Si l'on considère alors l'expérience psychanalytique comme un « lieu psychique de constitution de la subjectivité »[Vii] – fondamentalement pour les sujets dont le destin en tant que sujets sera toujours celui d'un projet inachevé, sans cesse en cours –, la possibilité de se réapproprier l'essence subversive de la psychanalyse se déposera, en effet, dans la possibilité de rétablir les variables déclenchant le conflit psychique , donnée précisément à travers l'expérience psychanalytique elle-même.

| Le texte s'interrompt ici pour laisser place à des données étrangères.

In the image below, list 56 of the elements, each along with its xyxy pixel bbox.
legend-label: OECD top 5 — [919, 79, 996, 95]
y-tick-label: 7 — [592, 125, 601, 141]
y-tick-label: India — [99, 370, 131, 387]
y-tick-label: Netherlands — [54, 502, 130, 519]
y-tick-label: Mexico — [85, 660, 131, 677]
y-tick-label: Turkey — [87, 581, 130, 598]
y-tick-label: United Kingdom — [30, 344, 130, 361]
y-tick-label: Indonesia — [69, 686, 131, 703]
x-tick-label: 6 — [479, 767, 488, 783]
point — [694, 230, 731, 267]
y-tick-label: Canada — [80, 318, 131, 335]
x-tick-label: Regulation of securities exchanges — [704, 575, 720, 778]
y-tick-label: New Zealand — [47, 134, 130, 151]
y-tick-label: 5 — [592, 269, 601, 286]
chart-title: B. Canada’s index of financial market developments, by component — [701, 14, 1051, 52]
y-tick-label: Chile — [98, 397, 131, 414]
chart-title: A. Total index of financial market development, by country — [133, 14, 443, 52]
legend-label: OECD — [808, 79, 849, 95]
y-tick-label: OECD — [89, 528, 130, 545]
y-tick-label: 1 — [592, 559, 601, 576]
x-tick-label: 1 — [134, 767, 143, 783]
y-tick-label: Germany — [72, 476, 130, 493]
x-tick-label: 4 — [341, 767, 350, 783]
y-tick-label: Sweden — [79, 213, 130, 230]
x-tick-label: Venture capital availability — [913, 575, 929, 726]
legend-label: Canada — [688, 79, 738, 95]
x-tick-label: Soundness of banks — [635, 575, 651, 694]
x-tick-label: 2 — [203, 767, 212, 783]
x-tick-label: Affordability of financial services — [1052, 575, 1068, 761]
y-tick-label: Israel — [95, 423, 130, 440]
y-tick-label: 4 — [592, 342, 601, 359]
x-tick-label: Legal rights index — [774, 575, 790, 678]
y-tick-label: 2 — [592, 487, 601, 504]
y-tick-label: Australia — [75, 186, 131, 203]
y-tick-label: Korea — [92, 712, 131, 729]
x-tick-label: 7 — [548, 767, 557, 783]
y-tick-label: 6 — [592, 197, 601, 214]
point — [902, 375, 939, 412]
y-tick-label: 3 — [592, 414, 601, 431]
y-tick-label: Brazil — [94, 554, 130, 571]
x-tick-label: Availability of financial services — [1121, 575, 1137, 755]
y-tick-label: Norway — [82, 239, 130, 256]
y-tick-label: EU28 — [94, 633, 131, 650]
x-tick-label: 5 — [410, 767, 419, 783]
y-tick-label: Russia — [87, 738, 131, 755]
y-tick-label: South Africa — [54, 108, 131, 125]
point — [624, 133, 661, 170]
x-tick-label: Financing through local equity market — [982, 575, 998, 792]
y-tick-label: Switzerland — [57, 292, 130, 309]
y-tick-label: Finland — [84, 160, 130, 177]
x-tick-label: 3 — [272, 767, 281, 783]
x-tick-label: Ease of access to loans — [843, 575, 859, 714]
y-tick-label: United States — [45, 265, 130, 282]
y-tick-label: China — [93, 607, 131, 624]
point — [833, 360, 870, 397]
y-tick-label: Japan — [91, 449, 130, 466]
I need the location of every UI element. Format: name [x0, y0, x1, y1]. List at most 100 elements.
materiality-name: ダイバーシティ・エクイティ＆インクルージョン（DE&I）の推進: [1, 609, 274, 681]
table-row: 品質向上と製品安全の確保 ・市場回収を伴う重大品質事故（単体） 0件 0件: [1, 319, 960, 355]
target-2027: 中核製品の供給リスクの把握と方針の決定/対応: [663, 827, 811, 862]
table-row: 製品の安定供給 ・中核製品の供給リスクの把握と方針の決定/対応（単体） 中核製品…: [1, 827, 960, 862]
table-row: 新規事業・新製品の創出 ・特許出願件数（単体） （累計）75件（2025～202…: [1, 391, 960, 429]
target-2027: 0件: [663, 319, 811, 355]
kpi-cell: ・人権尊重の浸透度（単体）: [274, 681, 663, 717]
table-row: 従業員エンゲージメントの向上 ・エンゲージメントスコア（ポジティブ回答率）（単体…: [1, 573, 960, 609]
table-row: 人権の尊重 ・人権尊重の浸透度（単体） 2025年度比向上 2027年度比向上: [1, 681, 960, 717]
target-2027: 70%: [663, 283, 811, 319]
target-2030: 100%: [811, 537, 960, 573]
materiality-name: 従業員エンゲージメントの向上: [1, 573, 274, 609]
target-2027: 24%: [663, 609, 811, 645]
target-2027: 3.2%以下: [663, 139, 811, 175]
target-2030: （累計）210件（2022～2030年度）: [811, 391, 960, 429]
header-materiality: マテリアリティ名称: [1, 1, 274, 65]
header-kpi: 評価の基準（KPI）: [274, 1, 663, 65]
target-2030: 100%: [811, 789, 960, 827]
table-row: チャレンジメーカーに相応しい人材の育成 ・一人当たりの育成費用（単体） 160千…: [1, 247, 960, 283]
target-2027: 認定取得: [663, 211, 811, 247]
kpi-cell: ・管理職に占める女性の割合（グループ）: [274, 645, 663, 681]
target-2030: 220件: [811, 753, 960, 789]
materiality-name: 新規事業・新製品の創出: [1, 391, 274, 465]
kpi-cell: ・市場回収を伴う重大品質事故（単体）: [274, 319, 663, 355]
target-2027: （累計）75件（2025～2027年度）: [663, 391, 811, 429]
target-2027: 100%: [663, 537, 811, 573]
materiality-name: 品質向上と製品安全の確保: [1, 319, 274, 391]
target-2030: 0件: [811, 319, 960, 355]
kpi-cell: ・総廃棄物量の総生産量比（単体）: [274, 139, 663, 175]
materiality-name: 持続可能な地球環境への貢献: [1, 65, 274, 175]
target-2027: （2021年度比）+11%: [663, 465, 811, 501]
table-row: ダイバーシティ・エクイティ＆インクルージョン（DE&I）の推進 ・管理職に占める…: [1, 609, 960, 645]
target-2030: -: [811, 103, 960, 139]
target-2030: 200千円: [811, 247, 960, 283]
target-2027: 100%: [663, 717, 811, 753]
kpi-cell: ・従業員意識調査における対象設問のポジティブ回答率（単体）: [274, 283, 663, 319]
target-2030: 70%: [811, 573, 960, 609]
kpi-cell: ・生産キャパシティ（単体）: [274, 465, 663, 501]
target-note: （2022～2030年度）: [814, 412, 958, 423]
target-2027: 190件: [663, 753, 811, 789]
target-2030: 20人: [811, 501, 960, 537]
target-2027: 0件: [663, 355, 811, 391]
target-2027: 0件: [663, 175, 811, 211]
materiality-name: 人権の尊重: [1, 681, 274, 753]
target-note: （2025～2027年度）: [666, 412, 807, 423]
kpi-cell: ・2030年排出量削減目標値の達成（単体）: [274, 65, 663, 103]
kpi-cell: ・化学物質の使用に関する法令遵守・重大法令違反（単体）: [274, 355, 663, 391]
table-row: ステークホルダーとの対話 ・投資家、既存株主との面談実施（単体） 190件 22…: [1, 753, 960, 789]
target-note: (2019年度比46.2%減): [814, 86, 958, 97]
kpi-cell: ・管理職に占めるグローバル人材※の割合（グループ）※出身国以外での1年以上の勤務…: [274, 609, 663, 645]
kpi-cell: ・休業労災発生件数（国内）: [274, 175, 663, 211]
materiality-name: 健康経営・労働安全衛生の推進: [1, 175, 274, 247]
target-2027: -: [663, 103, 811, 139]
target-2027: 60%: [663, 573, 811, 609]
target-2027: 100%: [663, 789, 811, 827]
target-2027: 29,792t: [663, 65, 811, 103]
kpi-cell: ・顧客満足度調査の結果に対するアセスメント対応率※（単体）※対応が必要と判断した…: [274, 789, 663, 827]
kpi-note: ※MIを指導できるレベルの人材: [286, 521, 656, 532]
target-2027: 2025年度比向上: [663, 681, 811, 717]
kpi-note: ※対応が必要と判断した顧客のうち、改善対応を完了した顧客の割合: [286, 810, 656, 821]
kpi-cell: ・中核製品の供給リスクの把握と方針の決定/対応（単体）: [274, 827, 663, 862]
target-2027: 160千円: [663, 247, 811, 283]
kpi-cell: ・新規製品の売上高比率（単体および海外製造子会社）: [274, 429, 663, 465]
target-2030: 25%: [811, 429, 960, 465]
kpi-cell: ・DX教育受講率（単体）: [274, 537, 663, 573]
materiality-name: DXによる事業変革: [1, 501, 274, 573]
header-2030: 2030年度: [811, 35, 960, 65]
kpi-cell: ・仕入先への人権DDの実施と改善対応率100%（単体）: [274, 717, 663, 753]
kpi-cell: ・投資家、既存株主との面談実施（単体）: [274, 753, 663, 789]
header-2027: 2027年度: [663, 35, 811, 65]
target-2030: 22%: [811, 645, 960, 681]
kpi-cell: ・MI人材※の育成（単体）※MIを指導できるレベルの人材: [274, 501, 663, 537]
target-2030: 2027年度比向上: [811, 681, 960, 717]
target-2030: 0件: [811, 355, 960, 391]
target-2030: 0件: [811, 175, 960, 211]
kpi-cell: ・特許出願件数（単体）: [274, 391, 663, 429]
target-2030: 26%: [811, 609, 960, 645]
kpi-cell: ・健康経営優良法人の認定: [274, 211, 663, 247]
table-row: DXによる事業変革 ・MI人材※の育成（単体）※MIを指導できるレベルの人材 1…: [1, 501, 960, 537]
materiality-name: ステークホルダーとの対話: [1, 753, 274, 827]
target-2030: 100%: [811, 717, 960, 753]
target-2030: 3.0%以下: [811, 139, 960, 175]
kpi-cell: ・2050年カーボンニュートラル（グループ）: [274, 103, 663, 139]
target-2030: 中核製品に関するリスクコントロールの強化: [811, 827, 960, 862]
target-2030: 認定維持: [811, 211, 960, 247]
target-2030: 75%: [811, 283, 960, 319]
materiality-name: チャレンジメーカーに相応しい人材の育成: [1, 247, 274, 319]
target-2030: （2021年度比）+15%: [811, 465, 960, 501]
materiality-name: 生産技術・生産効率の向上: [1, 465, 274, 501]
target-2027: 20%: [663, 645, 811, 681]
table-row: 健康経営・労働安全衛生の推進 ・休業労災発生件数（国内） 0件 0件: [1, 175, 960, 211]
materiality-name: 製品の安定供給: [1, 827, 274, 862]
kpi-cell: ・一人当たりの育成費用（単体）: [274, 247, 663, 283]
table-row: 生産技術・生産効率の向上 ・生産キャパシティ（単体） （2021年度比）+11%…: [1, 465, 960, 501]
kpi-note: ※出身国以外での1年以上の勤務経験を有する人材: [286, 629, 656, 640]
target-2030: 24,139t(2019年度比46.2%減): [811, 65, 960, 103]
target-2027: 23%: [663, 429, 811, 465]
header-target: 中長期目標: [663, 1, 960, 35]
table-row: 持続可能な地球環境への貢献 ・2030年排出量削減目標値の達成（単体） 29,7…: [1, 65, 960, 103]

*Giovanna Bartucci est psychanalyste. Auteur, entre autres livres, de Là où tout se passe : culture et psychanalyse au XXIe siècle (Civilisation brésilienne).

 

Référence


Giovanna Bartucci. Fragilité absolue. Essais sur la psychanalyse et la contemporanéité. 2ème. Édition. São Paulo, nVersos Editora, 2022.

 

notes


[I] Cf. Roudinesco, Élisabeth. (1999) Pourquoi la psychanalyse ? Rio de Janeiro : Jorge Zahar, 2000.

[Ii] Cf. Jameson, Frédéric. (1991) postmodernisme: la logique culturelle du capitalisme tardif. São Paulo : Attique, 2002.

[Iii] Cf. Sennet, Richard. (1974) Le déclin de l'homme public: les tyrannies de l'intimité. São Paulo : Companhia das Letras, 1988 ; (1980) Autorité. Rio de Janeiro : Record, 2001 ; (1988) La corrosion du caractère: conséquences personnelles du travail dans le nouveau capitalisme. Rio de Janeiro : Record, 2001.

[Iv] Cf. Roudinesco, Élisabeth. (1999) Op. citation.; (2002) La famille en déroute. Rio de Janeiro : Jorge Zahar, 2003.

[V] Cf. Bartucci, Giovanni. Psychanalyse et contemporanéité: pour une clinique différentielle des névroses. Thèse de doctorat, Programme d'études supérieures en théorie psychanalytique, Institut de psychologie de l'Université fédérale de Rio de Janeiro (IP-UFRJ), 2004.    

[Vi] Cf. Bartucci, Giovanni. (2000) Psychanalyse et esthétique de la subjectivation. Dans : Bartucci, Giovanna (org.). Psychanalyse, cinéma et esthétique de la subjectivation. Rio de Janeiro : Imago, 2000, pp. 13-17.

[Vii] Cf. Bartucci, Giovanni. (1999) Psychanalyse freudienne, écriture borgienne : espace de constitution de la subjectivité. Dans : Cid, Marcelo ; Montoto, Claudio (éd.). Centenaire Borges. São Paulo : Éduc, 1999, p. 125-143 ; Entre le même et le double, s'inscrit l'altérité : psychanalyse freudienne et écriture borgienne, dans ce volume.